Like many Cubans, Rodiles once emigrated to the U.S. He studied for a master’s degree in mathematics to go with his doctorate in physics, and even taught for a bit at Florida State University.
But a few years later, Rodiles did what’s rarely done. He went back to Cuba, with a purpose: to promote democratic change. These days, Rodiles is the founder and director of Estado de SATS, a group that presents public conversations on a variety of topics affecting civic society. The talks are as public as they can be in Cuba given they lack government affiliation or approval. They’re videotaped and passed around hand to hand on memory sticks.
For this, Rodiles and his supporters get harassed to no end, and they’re not the only ones. According to the Cuban Commission for Human Rights and National Reconciliation, a dissident group on the island, there have been more than 5,600 arrests so far this year, 520 in October alone. Most of the detentions are short-term, violent and public; many are caught on video, as I’ve detailed before.
Verdict deliverd in Payá crash
Last July, I wrote about the death of Oswaldo Payá, one of Cuba’s most important dissidents, in what appeared to be a suspicious car crash.
Payá’s wife, Ofelia Acevedo, maintains that the state is responsible for his death. Meanwhile, the Cuban legal system has condemned Ángel Carromero, a Spanish native, for manslaughter. Carromero, a youth leader for Spain’s conservative Popular Party, was at the wheel when the accident occurred. Though Acevedo said she knows of texts sent by Carromero and a second foreigner in the car alleging that they were being bumped by another vehicle just before the crash, Carromero — whose Spanish driving record was atrocious — has insisted in all his media appearances that there was no second car and that he sent no such texts.

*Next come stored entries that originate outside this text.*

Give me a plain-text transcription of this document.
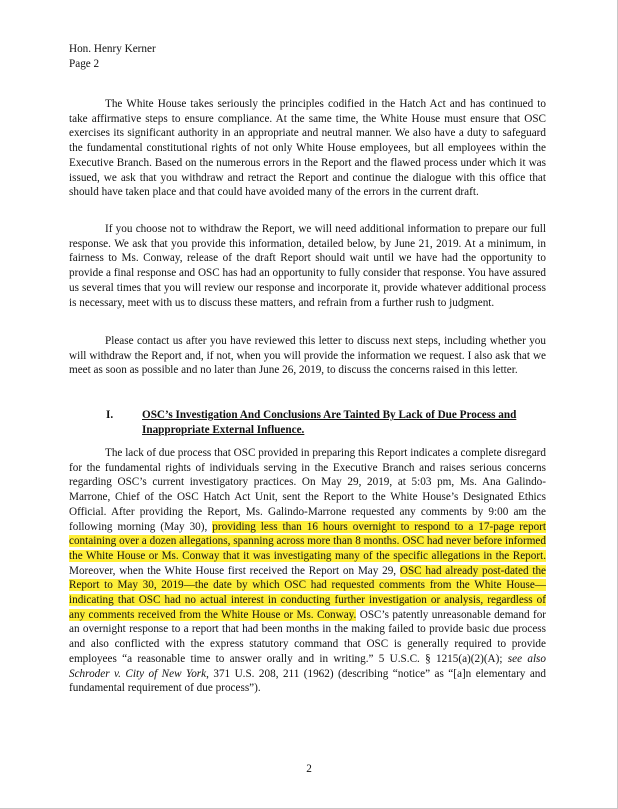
Hon. Henry Kerner
Page 2

The White House takes seriously the principles codified in the Hatch Act and has continued to take affirmative steps to ensure compliance. At the same time, the White House must ensure that OSC exercises its significant authority in an appropriate and neutral manner. We also have a duty to safeguard the fundamental constitutional rights of not only White House employees, but all employees within the Executive Branch. Based on the numerous errors in the Report and the flawed process under which it was issued, we ask that you withdraw and retract the Report and continue the dialogue with this office that should have taken place and that could have avoided many of the errors in the current draft.

If you choose not to withdraw the Report, we will need additional information to prepare our full response. We ask that you provide this information, detailed below, by June 21, 2019. At a minimum, in fairness to Ms. Conway, release of the draft Report should wait until we have had the opportunity to provide a final response and OSC has had an opportunity to fully consider that response. You have assured us several times that you will review our response and incorporate it, provide whatever additional process is necessary, meet with us to discuss these matters, and refrain from a further rush to judgment.

Please contact us after you have reviewed this letter to discuss next steps, including whether you will withdraw the Report and, if not, when you will provide the information we request. I also ask that we meet as soon as possible and no later than June 26, 2019, to discuss the concerns raised in this letter.

I.	OSC’s Investigation And Conclusions Are Tainted By Lack of Due Process and Inappropriate External Influence.

The lack of due process that OSC provided in preparing this Report indicates a complete disregard for the fundamental rights of individuals serving in the Executive Branch and raises serious concerns regarding OSC’s current investigatory practices. On May 29, 2019, at 5:03 pm, Ms. Ana Galindo-Marrone, Chief of the OSC Hatch Act Unit, sent the Report to the White House’s Designated Ethics Official. After providing the Report, Ms. Galindo-Marrone requested any comments by 9:00 am the following morning (May 30), providing less than 16 hours overnight to respond to a 17-page report containing over a dozen allegations, spanning across more than 8 months. OSC had never before informed the White House or Ms. Conway that it was investigating many of the specific allegations in the Report. Moreover, when the White House first received the Report on May 29, OSC had already post-dated the Report to May 30, 2019—the date by which OSC had requested comments from the White House—indicating that OSC had no actual interest in conducting further investigation or analysis, regardless of any comments received from the White House or Ms. Conway. OSC’s patently unreasonable demand for an overnight response to a report that had been months in the making failed to provide basic due process and also conflicted with the express statutory command that OSC is generally required to provide employees “a reasonable time to answer orally and in writing.” 5 U.S.C. § 1215(a)(2)(A); see also Schroder v. City of New York, 371 U.S. 208, 211 (1962) (describing “notice” as “[a]n elementary and fundamental requirement of due process”).

2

We’ll check back when he gets released, which could be well short of four years, and see if the story changes.
Rivera loses Florida seat
God knows there was probably no crazier congressional race in the whole country this month than in South Florida, where Democrat Joe Garcia took on Republican incumbent David Rivera, Sen. Marco Rubio’s best friend. (I’m not being hyperbolic — they’re close enough to co-own property.)
Garcia finally won, beating Rivera by a comfortable ten-point margin. By the time voters had their say, Rivera was under two different federal investigations and had been slapped for 11 ethics violations during his time in the Florida state legislature. Rivera lost party support and barely had enough cash to finish out the race.

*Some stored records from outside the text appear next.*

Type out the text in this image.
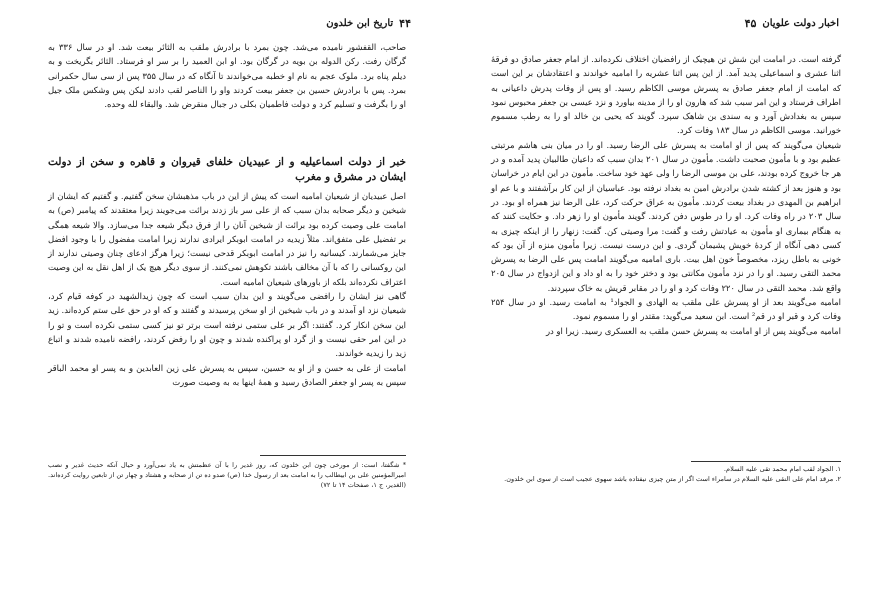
۴۴
تاریخ ابن خلدون

صاحب، القفشور نامیده می‌شد. چون بمرد با برادرش ملقب به الثائر بیعت شد. او در سال ۳۳۶ به گرگان رفت. رکن الدوله بن بویه در گرگان بود. او ابن العمید را بر سر او فرستاد. الثائر بگریخت و به دیلم پناه برد. ملوک عجم به نام او خطبه می‌خواندند تا آنگاه که در سال ۳۵۵ پس از سی سال حکمرانی بمرد. پس با برادرش حسین بن جعفر بیعت کردند واو را الناصر لقب دادند لیکن پس وشکس ملک جیل او را بگرفت و تسلیم کرد و دولت فاطمیان بکلی در جبال منقرض شد. والبقاء لله وحده.

خبر از دولت اسماعیلیه و از عبیدیان خلفای قیروان و قاهره و سخن از دولت ایشان در مشرق و مغرب

اصل عبیدیان از شیعیان امامیه است که پیش از این در باب مذهبشان سخن گفتیم. و گفتیم که ایشان از شیخین و دیگر صحابه بدان سبب که از علی سر باز زدند برائت می‌جویند زیرا معتقدند که پیامبر (ص) به امامت علی وصیت کرده بود برائت از شیخین آنان را از فرق دیگر شیعه جدا می‌سازد. والا شیعه همگی بر تفضیل علی متفق‌اند. مثلاً زیدیه در امامت ابوبکر ایرادی ندارند زیرا امامت مفضول را با وجود افضل جایز می‌شمارند. کیسانیه را نیز در امامت ابوبکر قدحی نیست؛ زیرا هرگز ادعای چنان وصیتی ندارند از این روکسانی را که با آن مخالف باشند تکوهش نمی‌کنند. از سوی دیگر هیچ یک از اهل نقل به این وصیت اعتراف نکرده‌اند بلکه از باورهای شیعیان امامیه است.

گاهی نیز ایشان را رافضی می‌گویند و این بدان سبب است که چون زیدالشهید در کوفه قیام کرد، شیعیان نزد او آمدند و در باب شیخین از او سخن پرسیدند و گفتند و که او در حق علی ستم کرده‌اند. زید این سخن انکار کرد. گفتند: اگر بر علی ستمی نرفته است برتر تو نیز کسی ستمی نکرده است و تو را در این امر حقی نیست و از گرد او پراکنده شدند و چون او را رفض کردند، رافضه نامیده شدند و اتباع زید را زیدیه خواندند.

امامت از علی به حسن و از او به حسین، سپس به پسرش علی زین العابدین و به پسر او محمد الباقر سپس به پسر او جعفر الصادق رسید و همهٔ اینها به به وصیت صورت

* شگفتا، است: از مورخی چون ابن خلدون که، روز غدیر را با آن عظمتش به یاد نمی‌آورد و حیال آنکه حدیث غدیر و نصب امیرالمؤمنین علی بن ابیطالب را به امامت بعد از رسول خدا (ص) صدو ده تن از صحابه و هشتاد و چهار تن از تابعین روایت کرده‌اند. (الغدیر، ج ۱، صفحات ۱۴ تا ۷۲)

اخبار دولت علویان
۴۵

گرفته است. در امامت این شش تن هیچیک از رافضیان اختلاف نکرده‌اند. از امام جعفر صادق دو فرقهٔ اثنا عشری و اسماعیلی پدید آمد. از این پس اثنا عشریه را امامیه خواندند و اعتقادشان بر این است که امامت از امام جعفر صادق به پسرش موسی الکاظم رسید. او پس از وفات پدرش داعیانی به اطراف فرستاد و این امر سبب شد که هارون او را از مدینه بیاورد و نزد عیسی بن جعفر محبوس نمود سپس به بغدادش آورد و به سندی بن شاهک سپرد. گویند که یحیی بن خالد او را به رطب مسموم خورانید. موسی الکاظم در سال ۱۸۳ وفات کرد.

شیعیان می‌گویند که پس از او امامت به پسرش علی الرضا رسید. او را در میان بنی هاشم مرتبتی عظیم بود و با مأمون صحبت داشت. مأمون در سال ۲۰۱ بدان سبب که داعیان طالبیان پدید آمده و در هر جا خروج کرده بودند، علی بن موسی الرضا را ولی عهد خود ساخت. مأمون در این ایام در خراسان بود و هنوز بعد از کشته شدن برادرش امین به بغداد نرفته بود. عباسیان از این کار برآشفتند و با عم او ابراهیم بن المهدی در بغداد بیعت کردند. مأمون به عراق حرکت کرد، علی الرضا نیز همراه او بود. در سال ۲۰۳ در راه وفات کرد. او را در طوس دفن کردند. گویند مأمون او را زهر داد. و حکایت کنند که به هنگام بیماری او مأمون به عیادتش رفت و گفت: مرا وصیتی کن. گفت: زنهار را از اینکه چیزی به کسی دهی آنگاه از کردهٔ خویش پشیمان گردی. و این درست نیست. زیرا مأمون منزه از آن بود که خونی به باطل ریزد، مخصوصاً خون اهل بیت. باری امامیه می‌گویند امامت پس علی الرضا به پسرش محمد التقی رسید. او را در نزد مأمون مکانتی بود و دختر خود را به او داد و این ازدواج در سال ۲۰۵ واقع شد. محمد التقی در سال ۲۲۰ وفات کرد و او را در مقابر قریش به خاک سپردند.

امامیه می‌گویند بعد از او پسرش علی ملقب به الهادی و الجواد¹ به امامت رسید. او در سال ۲۵۴ وفات کرد و قبر او در قم² است. ابن سعید می‌گوید: مقتدر او را مسموم نمود.

امامیه می‌گویند پس از او امامت به پسرش حسن ملقب به العسکری رسید. زیرا او در

۱. الجواد لقب امام محمد تقی علیه السلام.

۲. مرقد امام علی النقی علیه السلام در سامراء است اگر از متن چیزی نیفتاده باشد سهوی عجیب است از سوی ابن خلدون.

But to hear Rivera tell it, none of that mattered. The problem was mostly demographics and a strong showing by the president.
“I think an analysis of the results demonstrates that the presidential election had a significant impact on several congressional races, including my own,” Rivera told the Miami Herald. “It makes it tough for Republicans down ballot to be successful.”
Though there’s already talk of Jeb Bush Jr. running against Garcia in 2014, Rivera isn’t going away. There are still those two investigations to be concluded. Ana Alliegro, his campaign manager and cash courier, is still missing.